Reprinted from hartmannreport.com
They've sold out to big money and don't give a rat's ass about the issues that really matter to most Americans
It's somewhere between comical and tragic watching the Senate Judiciary Committee hearings for Judge Ketanji Brown Jackson.
Lindsey Graham throws his trademark hissy fit and storms out, John Cornyn tries to sound erudite and fails, Marsha Blackburn outs herself as a fanatic, Ted Cruz thinks Black judges should vet children's books about racism, and Josh Hawley and Tom Cotton just end up making fools of themselves.
But none of them really care. None of the Republicans do.
And I don't mean that as the frame for a polemic. This is intended as a serious analysis of what's happened to the GOP over the past 40 years, which informed their behavior in that committee meeting yesterday.
In 1976 (Buckley) and 1978 (Belotti) the Supreme Court legalized political bribery, unleashing a flood of cash for the Reagan campaign of 1980. Most Democrats at that time were still funded mostly by the unions, so they weren't paying such attention to the possibility of dark money.
As I lay out in The Hidden History of the Supreme Court and the Betrayal of America, the Court doubled down on those decisions in 2010, blowing up over 100 federal and state laws that regulated money in politics in Citizens United.
It opened a door the GOP and a handful of Democrats were eager to rush through.
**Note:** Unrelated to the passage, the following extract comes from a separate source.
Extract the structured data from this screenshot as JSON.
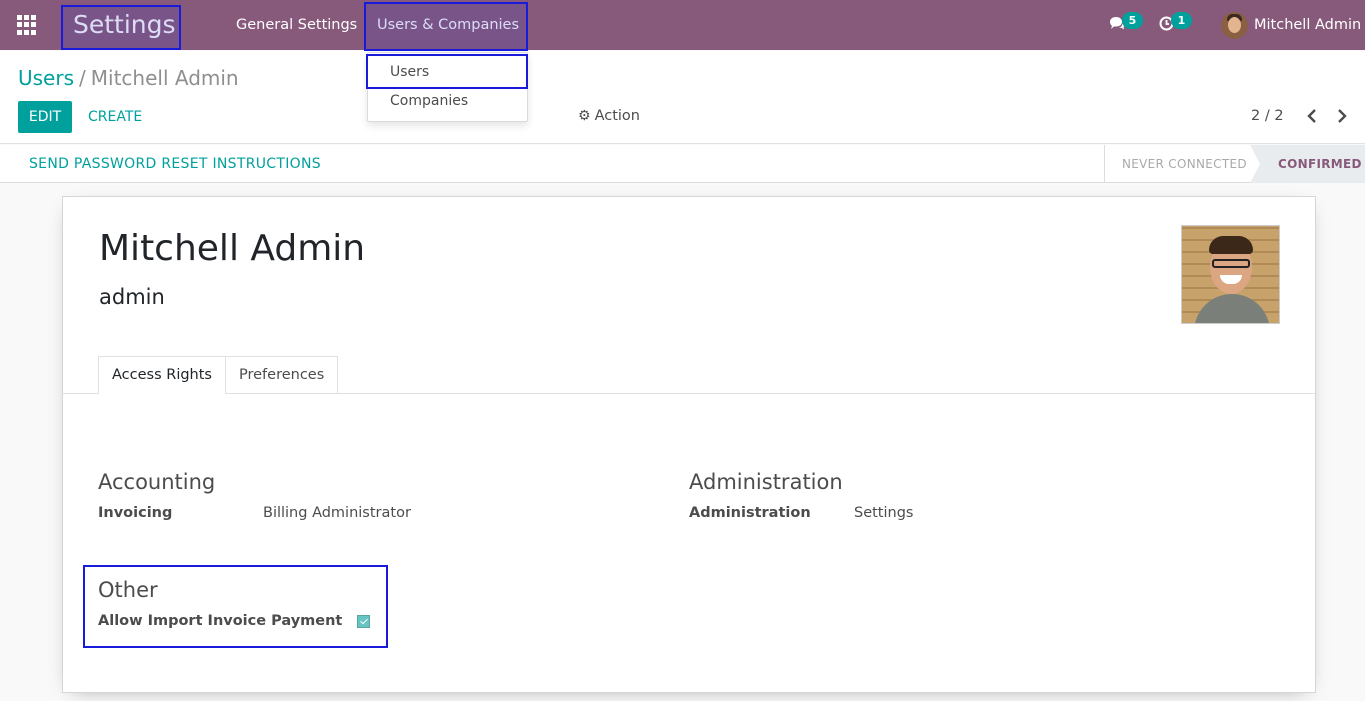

The entire Republican Party has since sold itself out to rightwing billionaires and giant corporations and as long as they have that support - and the billions of dollars to carpet-bomb their states with advertising every election - they don't give a rat's ass about the things they're pretending to be so very, very concerned about.
Every one of those Republican senators had two simple goals for the hearings.
The first was to smear the Democratic nominee in a way that will guarantee that - over the next 24-hour news cycle - the name "Judge Jackson" will repeatedly occur in the same headline or sentence as "child porn," "Critical Race Theory," or "terrorists from Gitmo."
The second was to craft a short soundbite of their own performance art that Fox "News" and other hard-right media can play on a loop. White Republicans dressing down a Black woman? Perfect for conservative hate media.
Even if they make fools of themselves, they all know that the first dictum of public relations - taught to them by Donald Trump himself, who candidly and correctly credited it to PT Barnum - is: "There's no such thing as bad publicity. Just spell my name right."